D’autres mesures viennent aussi s’y ajouter, telles
le anky qui équivaut à un doigt, le voadivoampelatanana
(base de la paume), le hondry (poing), le vehana (pouce et index).
Il existe d’autres mesures plus détaillées
comme le roanjehy ou hakiho du majeur au cou ; telonjehy ou tovon-tsandry
du majeur à l’aisselle ; mamaki-tratra, la moitié
du refy c’est-à-dire du majeur jusqu’à
la mi-poitrine ; le refy la longueur des deux bras et la poitrine
(du bout d’un majeur à l’autre)…
Le pied est aussi utilisé. Le dia ou la longueur de la
plante du pied, le tsivalan-dia ou la largeur de la plante du
pied. Concernant la hauteur, on utilise les termes hahatongotra
jusqu’au pied, hakibon-drandro à mi-jambe, halohalika
jusqu’au genou, hamatom-pe à mi-cuisse, hafoto-pe
jusqu’au début de la cuisse, havalahana jusqu’à
la hanche, hafoitra jusqu’au nombril, havavafo jusqu’au
sein, hatratra jusqu’à la poitrine, hahelika jusqu’à
l’aisselle, hatenda jusqu’au cou, hasaoka jusqu’au
menton, havava jusqu’à la bouche, hamaso jusqu’aux
yeux, hahandrina jusqu’au front, mandifitr’olona qui
submerge une personne…
De tels calculs nécessitent une grande vivacité
d’esprit d’autant que l’école est inconnue
à l’époque. Pourtant, leur emploi semble bien
assimilé et est très respecté par crainte
du roi qui punit sévèrement toute forme d’escroquerie.

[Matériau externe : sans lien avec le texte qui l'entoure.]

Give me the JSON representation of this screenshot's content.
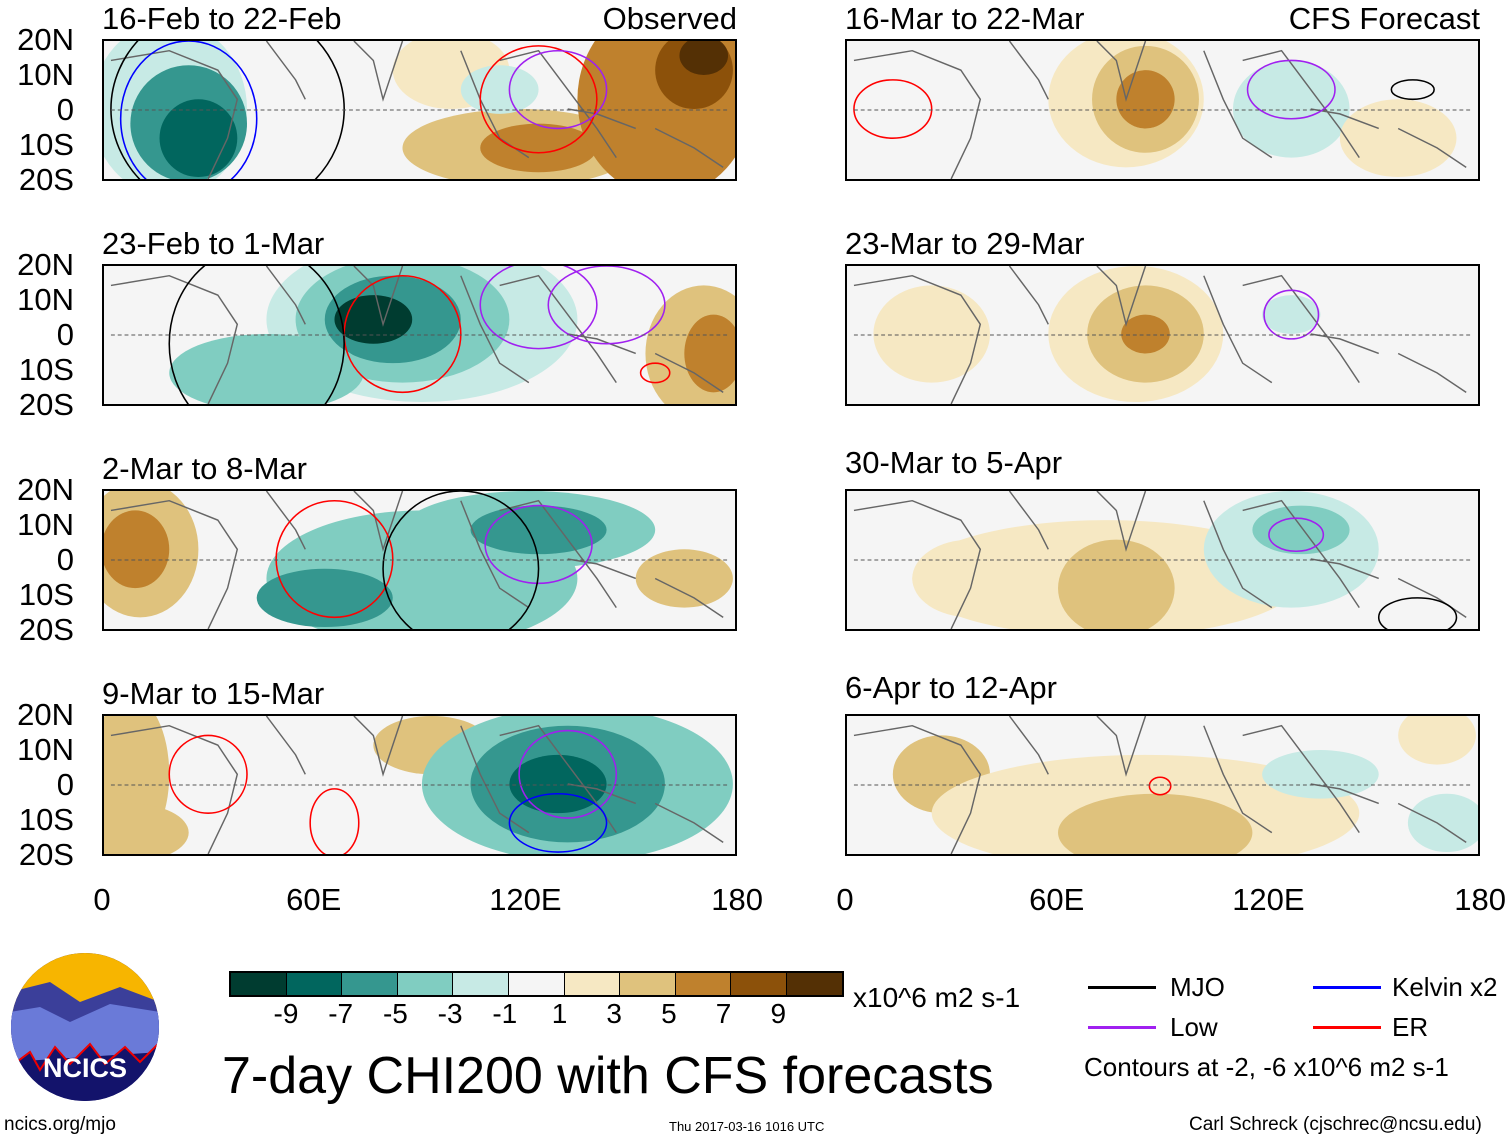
{
  "panels_left": [
    {
      "title": "16-Feb to 22-Feb",
      "tag": "Observed"
    },
    {
      "title": "23-Feb to 1-Mar"
    },
    {
      "title": "2-Mar to 8-Mar"
    },
    {
      "title": "9-Mar to 15-Mar"
    }
  ],
  "panels_right": [
    {
      "title": "16-Mar to 22-Mar",
      "tag": "CFS Forecast"
    },
    {
      "title": "23-Mar to 29-Mar"
    },
    {
      "title": "30-Mar to 5-Apr"
    },
    {
      "title": "6-Apr to 12-Apr"
    }
  ],
  "chart_data": {
    "type": "heatmap",
    "title": "7-day CHI200 with CFS forecasts",
    "units": "x10^6 m2 s-1",
    "y_ticks": [
      "20N",
      "10N",
      "0",
      "10S",
      "20S"
    ],
    "x_ticks": [
      "0",
      "60E",
      "120E",
      "180"
    ],
    "colorbar_labels": [
      "-9",
      "-7",
      "-5",
      "-3",
      "-1",
      "1",
      "3",
      "5",
      "7",
      "9"
    ],
    "colorbar_colors": [
      "#003c30",
      "#01665e",
      "#35978f",
      "#80cdc1",
      "#c7eae5",
      "#f5f5f5",
      "#f6e8c3",
      "#dfc27d",
      "#bf812d",
      "#8c510a",
      "#543005"
    ],
    "legend": [
      {
        "label": "MJO",
        "color": "#000000"
      },
      {
        "label": "Kelvin x2",
        "color": "#0000ff"
      },
      {
        "label": "Low",
        "color": "#a020f0"
      },
      {
        "label": "ER",
        "color": "#ff0000"
      }
    ],
    "contour_note": "Contours at -2, -6 x10^6 m2 s-1"
  },
  "logo_text": "NCICS",
  "footer": {
    "url": "ncics.org/mjo",
    "timestamp": "Thu 2017-03-16 1016 UTC",
    "author": "Carl Schreck (cjschrec@ncsu.edu)"
  }
}
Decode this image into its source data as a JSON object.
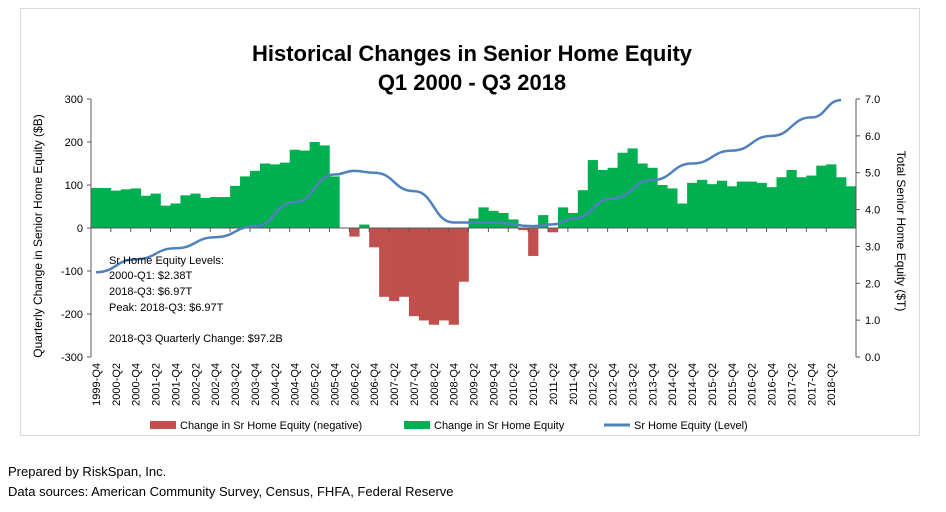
{
  "chart_data": {
    "type": "bar",
    "title": [
      "Historical Changes in Senior Home Equity",
      "Q1 2000 - Q3 2018"
    ],
    "ylabel": "Quarterly Change in Senior Home Equity ($B)",
    "y2label": "Total Senior Home Equity ($T)",
    "ylim": [
      -300,
      300
    ],
    "y2lim": [
      0,
      7
    ],
    "yticks": [
      "300",
      "200",
      "100",
      "0",
      "-100",
      "-200",
      "-300"
    ],
    "y2ticks": [
      "7.0",
      "6.0",
      "5.0",
      "4.0",
      "3.0",
      "2.0",
      "1.0",
      "0.0"
    ],
    "x_tick_labels": [
      "1999-Q4",
      "2000-Q2",
      "2000-Q4",
      "2001-Q2",
      "2001-Q4",
      "2002-Q2",
      "2002-Q4",
      "2003-Q2",
      "2003-Q4",
      "2004-Q2",
      "2004-Q4",
      "2005-Q2",
      "2005-Q4",
      "2006-Q2",
      "2006-Q4",
      "2007-Q2",
      "2007-Q4",
      "2008-Q2",
      "2008-Q4",
      "2009-Q2",
      "2009-Q4",
      "2010-Q2",
      "2010-Q4",
      "2011-Q2",
      "2011-Q4",
      "2012-Q2",
      "2012-Q4",
      "2013-Q2",
      "2013-Q4",
      "2014-Q2",
      "2014-Q4",
      "2015-Q2",
      "2015-Q4",
      "2016-Q2",
      "2016-Q4",
      "2017-Q2",
      "2017-Q4",
      "2018-Q2"
    ],
    "x_start": "1999-Q4",
    "x_end": "2018-Q3",
    "series": [
      {
        "name": "Change in Sr Home Equity (negative)",
        "kind": "bar",
        "color": "#c0504d",
        "values": [
          0,
          0,
          0,
          0,
          0,
          0,
          0,
          0,
          0,
          0,
          0,
          0,
          0,
          0,
          0,
          0,
          0,
          0,
          0,
          0,
          0,
          0,
          0,
          0,
          0,
          0,
          -20,
          0,
          -45,
          -160,
          -170,
          -160,
          -205,
          -215,
          -225,
          -215,
          -225,
          -125,
          0,
          0,
          0,
          0,
          0,
          -5,
          -65,
          0,
          -10,
          0,
          0,
          0,
          0,
          0,
          0,
          0,
          0,
          0,
          0,
          0,
          0,
          0,
          0,
          0,
          0,
          0,
          0,
          0,
          0,
          0,
          0,
          0,
          0,
          0,
          0,
          0,
          0,
          0
        ]
      },
      {
        "name": "Change in Sr Home Equity",
        "kind": "bar",
        "color": "#00b050",
        "values": [
          93,
          93,
          87,
          90,
          92,
          75,
          80,
          52,
          57,
          76,
          80,
          70,
          72,
          72,
          98,
          120,
          133,
          150,
          148,
          152,
          182,
          180,
          200,
          192,
          120,
          0,
          0,
          8,
          0,
          0,
          0,
          0,
          0,
          0,
          0,
          0,
          0,
          0,
          22,
          48,
          40,
          35,
          20,
          0,
          0,
          30,
          0,
          48,
          35,
          88,
          158,
          135,
          140,
          175,
          185,
          150,
          140,
          100,
          92,
          57,
          105,
          112,
          102,
          110,
          97,
          108,
          108,
          105,
          95,
          118,
          135,
          118,
          122,
          145,
          148,
          118,
          97
        ]
      },
      {
        "name": "Sr Home Equity (Level)",
        "kind": "line",
        "color": "#4f81bd",
        "x": [
          "1999-Q4",
          "2000-Q4",
          "2001-Q4",
          "2002-Q4",
          "2003-Q4",
          "2004-Q4",
          "2005-Q4",
          "2006-Q2",
          "2006-Q4",
          "2007-Q4",
          "2008-Q4",
          "2009-Q4",
          "2010-Q4",
          "2011-Q2",
          "2011-Q4",
          "2012-Q4",
          "2013-Q4",
          "2014-Q4",
          "2015-Q4",
          "2016-Q4",
          "2017-Q4",
          "2018-Q3"
        ],
        "values": [
          2.3,
          2.65,
          2.95,
          3.25,
          3.55,
          4.2,
          4.95,
          5.05,
          5.0,
          4.5,
          3.65,
          3.65,
          3.55,
          3.6,
          3.75,
          4.3,
          4.8,
          5.25,
          5.6,
          6.0,
          6.5,
          6.97
        ]
      }
    ],
    "annotations": [
      "Sr Home Equity Levels:",
      "2000-Q1: $2.38T",
      "2018-Q3: $6.97T",
      "Peak: 2018-Q3: $6.97T",
      "2018-Q3 Quarterly Change: $97.2B"
    ],
    "legend_position": "bottom",
    "grid": false
  },
  "footer": {
    "line1": "Prepared by RiskSpan, Inc.",
    "line2": "Data sources: American Community Survey, Census, FHFA, Federal Reserve"
  }
}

Il est à rappeler les noms de la piastre (ariary) quand
elle est coupée. Coupée en deux c’est
le loso, le tiers est le sasanangy, le quart le kirobo, le cinquième
l’iraimbilanja, le sixième le venty, le septième
le lasitelo, le huitième le sikajy, le neuvième
le sikajy moins le erany, le dixième le lasiroa (deux voamena
plus une moitié de voamena).
Coupée en douze morceaux, c’est le roavoamena, le
16e c’est le lasiray (un voamena plus une
moitié de voamena) moins le erany, le 24e c’est le
voamena, le 48e le ilavoamena, le 72e le
eranambatry, le 144e le varidimiventy, le 720e le variraiventy…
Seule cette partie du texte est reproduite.